Our spiritual theme for February is Good and Evil. If Unitarian Universalists can be rightly criticized for anything (hard to believe I know), it might be for not dealing theologically with the existence of evil in the world. Part of that comes from our Congregationalist heritage born of the best of 19th century sensibilities. After all, before the horror of the civil war, most Unitarians and just about all Universalists (who believed that all people go to heaven), looked at the world through optimistic eyes. "Onward and upward forever" cried the Unitarian James Freeman Clark as he surveyed the endless possibilities of the Great Western Expansion. (Of course, not so optimistic for the American Indians we uprooted or massacred as white imperialists).
Our first brush with evil as a faith tradition came with the American Civil War. Here was carnage on an unimaginable scale, brother against brother, blood spilled over self determination and the national evil of slavery. Still we managed to keep the concept of evil in the closet until we faced the twin horrors of the Holocaust and Nuclear War. Now, we were forced to face our human capacity for industrial destruction both as a nation and as a faith.
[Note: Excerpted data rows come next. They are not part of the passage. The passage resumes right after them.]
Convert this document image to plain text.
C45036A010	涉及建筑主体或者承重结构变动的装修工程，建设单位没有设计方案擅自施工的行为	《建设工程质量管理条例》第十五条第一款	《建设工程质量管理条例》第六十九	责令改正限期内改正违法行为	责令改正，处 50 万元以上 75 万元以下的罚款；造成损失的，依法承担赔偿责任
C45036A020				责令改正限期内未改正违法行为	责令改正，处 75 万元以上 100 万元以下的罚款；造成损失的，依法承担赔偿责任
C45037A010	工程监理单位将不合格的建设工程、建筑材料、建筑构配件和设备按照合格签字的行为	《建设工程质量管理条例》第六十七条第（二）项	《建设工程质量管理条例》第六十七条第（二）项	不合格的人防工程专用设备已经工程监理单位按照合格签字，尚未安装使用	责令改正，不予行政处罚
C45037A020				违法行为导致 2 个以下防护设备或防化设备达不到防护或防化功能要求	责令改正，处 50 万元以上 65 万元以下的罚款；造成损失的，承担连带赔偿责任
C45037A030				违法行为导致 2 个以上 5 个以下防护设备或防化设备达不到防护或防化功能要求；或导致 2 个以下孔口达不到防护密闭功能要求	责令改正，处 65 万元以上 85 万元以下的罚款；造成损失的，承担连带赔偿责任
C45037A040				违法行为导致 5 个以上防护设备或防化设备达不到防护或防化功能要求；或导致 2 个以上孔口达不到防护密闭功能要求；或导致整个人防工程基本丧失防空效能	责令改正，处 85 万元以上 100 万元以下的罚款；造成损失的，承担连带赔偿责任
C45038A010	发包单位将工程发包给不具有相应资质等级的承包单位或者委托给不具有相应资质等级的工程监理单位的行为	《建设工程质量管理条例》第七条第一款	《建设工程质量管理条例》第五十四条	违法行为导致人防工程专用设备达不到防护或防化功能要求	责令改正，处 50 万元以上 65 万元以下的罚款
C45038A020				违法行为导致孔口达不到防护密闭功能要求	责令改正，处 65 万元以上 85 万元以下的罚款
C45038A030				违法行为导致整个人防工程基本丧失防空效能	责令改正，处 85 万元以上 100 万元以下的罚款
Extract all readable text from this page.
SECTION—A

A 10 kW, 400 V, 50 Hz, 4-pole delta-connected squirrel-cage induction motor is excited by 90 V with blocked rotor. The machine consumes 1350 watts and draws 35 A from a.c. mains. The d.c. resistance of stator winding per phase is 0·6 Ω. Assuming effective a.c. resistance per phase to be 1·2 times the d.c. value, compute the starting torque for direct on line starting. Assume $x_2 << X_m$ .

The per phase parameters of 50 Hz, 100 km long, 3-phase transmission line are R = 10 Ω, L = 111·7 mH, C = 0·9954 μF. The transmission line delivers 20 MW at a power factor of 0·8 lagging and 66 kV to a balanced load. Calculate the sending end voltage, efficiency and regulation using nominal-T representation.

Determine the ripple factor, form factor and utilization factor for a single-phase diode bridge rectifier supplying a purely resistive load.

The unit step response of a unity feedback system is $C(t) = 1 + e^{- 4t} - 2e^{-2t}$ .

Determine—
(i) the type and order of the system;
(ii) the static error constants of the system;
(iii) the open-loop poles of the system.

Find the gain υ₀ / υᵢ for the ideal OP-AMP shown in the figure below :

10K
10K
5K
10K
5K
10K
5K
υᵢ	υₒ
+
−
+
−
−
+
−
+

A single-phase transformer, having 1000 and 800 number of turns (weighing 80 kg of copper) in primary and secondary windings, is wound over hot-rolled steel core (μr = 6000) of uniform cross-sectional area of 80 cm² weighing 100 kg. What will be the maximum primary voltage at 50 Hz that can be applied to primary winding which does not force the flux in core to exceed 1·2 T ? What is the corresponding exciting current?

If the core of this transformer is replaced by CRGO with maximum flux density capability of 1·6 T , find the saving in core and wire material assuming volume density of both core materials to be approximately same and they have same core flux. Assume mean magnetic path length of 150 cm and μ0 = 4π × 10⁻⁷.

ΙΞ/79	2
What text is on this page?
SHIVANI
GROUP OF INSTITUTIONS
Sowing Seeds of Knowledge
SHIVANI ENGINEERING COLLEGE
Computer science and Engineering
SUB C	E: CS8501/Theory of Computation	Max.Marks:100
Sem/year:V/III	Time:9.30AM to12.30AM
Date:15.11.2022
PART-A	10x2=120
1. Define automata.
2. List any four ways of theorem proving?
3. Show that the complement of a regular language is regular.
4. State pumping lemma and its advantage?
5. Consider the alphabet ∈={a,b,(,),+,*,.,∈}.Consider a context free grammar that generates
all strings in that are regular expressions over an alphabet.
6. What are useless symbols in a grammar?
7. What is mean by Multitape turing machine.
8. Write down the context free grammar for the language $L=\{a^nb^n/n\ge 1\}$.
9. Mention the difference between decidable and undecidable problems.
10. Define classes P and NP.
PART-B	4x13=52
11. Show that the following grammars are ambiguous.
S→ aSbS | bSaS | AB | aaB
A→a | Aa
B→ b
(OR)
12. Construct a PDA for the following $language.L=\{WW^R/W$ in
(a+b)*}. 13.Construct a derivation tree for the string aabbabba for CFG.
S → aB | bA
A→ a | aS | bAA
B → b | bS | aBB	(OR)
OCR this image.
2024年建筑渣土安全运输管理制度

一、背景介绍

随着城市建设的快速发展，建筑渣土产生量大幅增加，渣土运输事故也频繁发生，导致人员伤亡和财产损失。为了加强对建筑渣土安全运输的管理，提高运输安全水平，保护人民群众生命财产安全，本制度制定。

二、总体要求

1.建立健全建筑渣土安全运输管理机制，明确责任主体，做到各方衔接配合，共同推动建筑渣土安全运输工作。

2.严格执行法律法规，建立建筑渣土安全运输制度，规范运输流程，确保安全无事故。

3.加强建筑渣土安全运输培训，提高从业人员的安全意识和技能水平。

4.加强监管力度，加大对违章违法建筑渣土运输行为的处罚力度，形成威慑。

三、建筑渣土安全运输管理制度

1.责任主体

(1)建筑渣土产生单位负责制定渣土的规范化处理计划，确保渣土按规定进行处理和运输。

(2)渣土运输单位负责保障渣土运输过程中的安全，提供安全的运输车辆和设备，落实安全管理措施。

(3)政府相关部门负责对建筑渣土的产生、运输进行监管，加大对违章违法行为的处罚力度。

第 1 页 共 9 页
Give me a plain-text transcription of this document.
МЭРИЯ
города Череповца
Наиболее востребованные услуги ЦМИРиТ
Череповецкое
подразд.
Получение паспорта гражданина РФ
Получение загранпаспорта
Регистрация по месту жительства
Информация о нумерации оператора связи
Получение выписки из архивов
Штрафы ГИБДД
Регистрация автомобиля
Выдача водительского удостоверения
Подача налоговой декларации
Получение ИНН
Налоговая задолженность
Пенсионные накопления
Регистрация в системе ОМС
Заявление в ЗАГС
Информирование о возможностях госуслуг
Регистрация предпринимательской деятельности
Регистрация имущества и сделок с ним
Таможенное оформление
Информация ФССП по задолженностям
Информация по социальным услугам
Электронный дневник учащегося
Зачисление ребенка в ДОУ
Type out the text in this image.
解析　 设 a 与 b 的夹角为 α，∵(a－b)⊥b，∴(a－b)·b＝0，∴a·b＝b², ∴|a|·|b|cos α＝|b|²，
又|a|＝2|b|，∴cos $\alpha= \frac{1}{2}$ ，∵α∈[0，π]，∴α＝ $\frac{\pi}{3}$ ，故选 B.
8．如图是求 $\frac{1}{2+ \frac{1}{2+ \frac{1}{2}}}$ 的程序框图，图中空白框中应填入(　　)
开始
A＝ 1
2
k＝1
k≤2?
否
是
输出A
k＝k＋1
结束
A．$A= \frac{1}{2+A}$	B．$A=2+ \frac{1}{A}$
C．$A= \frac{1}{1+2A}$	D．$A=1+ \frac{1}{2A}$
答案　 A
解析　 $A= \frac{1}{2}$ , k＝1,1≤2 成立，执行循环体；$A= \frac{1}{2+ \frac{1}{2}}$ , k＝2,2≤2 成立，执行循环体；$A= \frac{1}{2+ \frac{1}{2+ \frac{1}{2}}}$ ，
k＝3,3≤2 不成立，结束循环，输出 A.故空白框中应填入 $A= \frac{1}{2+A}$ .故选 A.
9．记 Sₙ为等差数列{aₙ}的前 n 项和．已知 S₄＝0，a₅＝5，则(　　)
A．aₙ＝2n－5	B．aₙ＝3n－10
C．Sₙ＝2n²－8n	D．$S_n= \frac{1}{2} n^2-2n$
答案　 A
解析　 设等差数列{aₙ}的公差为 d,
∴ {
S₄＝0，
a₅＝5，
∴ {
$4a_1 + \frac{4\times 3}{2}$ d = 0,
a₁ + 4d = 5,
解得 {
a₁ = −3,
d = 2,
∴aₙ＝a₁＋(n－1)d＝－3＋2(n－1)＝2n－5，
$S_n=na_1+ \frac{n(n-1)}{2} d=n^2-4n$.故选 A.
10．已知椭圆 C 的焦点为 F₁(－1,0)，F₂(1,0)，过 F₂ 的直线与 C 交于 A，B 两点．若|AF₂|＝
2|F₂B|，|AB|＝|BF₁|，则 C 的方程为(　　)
Attempts were made in the early 20th century by Unitarian theologians to understand evil as the absence of good. However, the perpetuation of willful harm in the face of goodness has made this position largely untenable. Evil, I and others have come to believe, is the dark side of our capacity as moral beings, driven as it may be by pain, fear, greed or neglect. Evil is, I contend, an equal force in the human heart and one that must be actively resisted through protest, education, and help.
Through out this month we will be exploring good and evil. I hope you will come to church and participate in the conversation. On Sunday February 15th and 22nd after services I will be leading a two part series on "The Problem of Evil". I hope to see you there.